Each year, around 2 million storage units go into default and are auctioned by storage facilities. The average price of a storage unit bought at auction tends to hover around $200, but an influx of novice bidders has caused prices to jump all over the country. Thanks to shows like Auction Hunters and Storage Wars, newcomers to the industry may become over-eager and bid substantially more than a unit is worth, and winning bids of $1,000 or more are not uncommon at many auctions. This is bad news for competing bidders looking to make money in a business that already has slim profit margins, but it definitely benefits both the auctioneer and the storage facility.

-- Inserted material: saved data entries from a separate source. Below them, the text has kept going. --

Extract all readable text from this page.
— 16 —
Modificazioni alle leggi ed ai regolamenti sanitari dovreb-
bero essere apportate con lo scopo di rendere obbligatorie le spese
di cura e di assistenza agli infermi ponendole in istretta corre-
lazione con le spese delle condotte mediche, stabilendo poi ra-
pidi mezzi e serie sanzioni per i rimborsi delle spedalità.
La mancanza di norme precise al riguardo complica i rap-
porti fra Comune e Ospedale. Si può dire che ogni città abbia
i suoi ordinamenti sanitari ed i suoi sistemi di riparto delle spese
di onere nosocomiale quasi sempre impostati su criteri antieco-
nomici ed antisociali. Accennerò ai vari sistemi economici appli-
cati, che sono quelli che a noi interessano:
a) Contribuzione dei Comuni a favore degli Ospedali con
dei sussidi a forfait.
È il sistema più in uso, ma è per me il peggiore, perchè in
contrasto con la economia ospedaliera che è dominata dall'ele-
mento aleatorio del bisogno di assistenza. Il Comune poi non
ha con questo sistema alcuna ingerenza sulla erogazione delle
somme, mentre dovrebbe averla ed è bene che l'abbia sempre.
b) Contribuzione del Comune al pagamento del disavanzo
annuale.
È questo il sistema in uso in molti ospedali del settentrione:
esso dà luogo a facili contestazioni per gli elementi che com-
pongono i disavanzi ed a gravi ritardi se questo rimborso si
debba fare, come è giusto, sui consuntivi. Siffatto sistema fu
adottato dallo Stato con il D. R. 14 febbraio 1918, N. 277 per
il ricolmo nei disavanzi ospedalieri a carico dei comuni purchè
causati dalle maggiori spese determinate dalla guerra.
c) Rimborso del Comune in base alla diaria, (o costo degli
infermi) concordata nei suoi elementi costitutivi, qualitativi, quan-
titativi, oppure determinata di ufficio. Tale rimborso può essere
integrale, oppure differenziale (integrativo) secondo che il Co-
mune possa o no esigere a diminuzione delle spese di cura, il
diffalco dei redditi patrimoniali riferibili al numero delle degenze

Why Do Storage Facilities Auction Items?
First and foremost, storage facilities are in the business of storing items, not selling them. The primary purpose of an auction is to maintain a positive income by keeping as many paid units available as possible. Storage auctions are held to recover the cost after a person defaults on storage unit payments. Holding an auction allows the storage facility to make up the money lost in rent payments, free up the storage unit and get the storage unit cleaned out without needing to do that labor themselves.
In order to be considered for auction, a unit must have gone unpaid for two to three months, and extensive attempts will be made to contact the unit's renter to collect payment. If these attempts are fruitless, the unit will go up for auction.
There are several things the storage facility must do to ensure that the auction is held legally:
- They must notify the renter that the auction will take place
- They must advertise the auction publicly
- After the unit has been auctioned, the tenant's lien is forgiven, unless the unit sells for less than the balance of the lien, in which, the tenant can still be taken to court.
Some storage facilities hire professional auctioneers to handle these auctions. The auctioneers are paid by a commission based on the total amount of the bid. This means that it's always in the auctioneer's best interests for the bidding to get as high as possible. While high bids can be a good thing for the storage facility as well, it can sometimes cause additional concerns depending on the laws governing auctions in that state.
What Happens to the Profits From an Auction?
If the bids are low, the storage facility may lose money on the unit by receiving less than the money owed in delinquent rent. On the other hand, sometimes bids exceed the cost of back-owed rent. In these situations, the excess money is supposed to revert back to the original renter of the unit. In reality, this rarely happens.
It's often difficult to get in contact with the renter; in most cases, the unit went into default because the renter never appeared to pay off the back rent, and this makes contacting them to pay back auction winnings rather difficult. The renter may assume that the phone calls or letters are a collection attempt, or they may simply no longer have the same contact information.
There is also very little legal oversight of the storage facilities to ensure that they're making every possible attempt to contact the unit's renter. The precise responsibilities of the storage facility vary from one state to the next, but many states allow the facility owner to keep any money that goes unclaimed by the unit's original renter. In Texas, for example, the law states that facility owners must send a letter to the renter's last known address. The renter has two years to respond; after that period, the facility is free to keep the proceeds of the auction.
Other states handle this a bit differently. In California, for example, the renter has one year to claim the funds. After that period, excess profits go into an escheatable account in the county where the sale occurred. Many states handle the issue in this way, including Indiana, Michigan and Georgia. Indeed, the Texas law allowing profits to revert back to the facility owner is the minority, although Texas is certainly not the only state that allows it.
Once the money goes into an escheatable account, it's owned by the state. The rightful owner of that money can claim it by going through the local comptroller's office, but these funds often stay unclaimed indefinitely.
Who Profits From Storage Auctions?
Because most states do not allow storage facilities to profit in excess of the lien, high bids on auctions do not benefit the facility owners. In fact, they create more paperwork and logistical problems for the facility owners, who must make sure to consult with state laws, send notices to renters and issue checks to the state. If the facility's owner fails to pay back money that's owed to the state, they may get into legal or tax trouble. In states like Texas where profits can be retained, high-bidding auctions are more attractive to storage facilities, but they still create extra hassles as the owner attempts to contact the original tenant.
Ultimately, the person with the most to gain from an increase in bidding is the auctioneer. Even bearing this in mind, overpriced auctions will ultimately have a bad effect on the auctioneer if they cause auction attendance to fall. Regulars, realizing that the bidding may get too high, might stop attending auctions, and this would damage the entire industry.
The best choice for everyone is always to bid fairly and conservatively. This helps to keep things competitive for bidders and stimulates growth in the industry, and it keeps hassles down for everyone involved. It also helps make it easier for professionals to continue making conservative profits on their wares without striving for the often-inflated numbers seen on TV.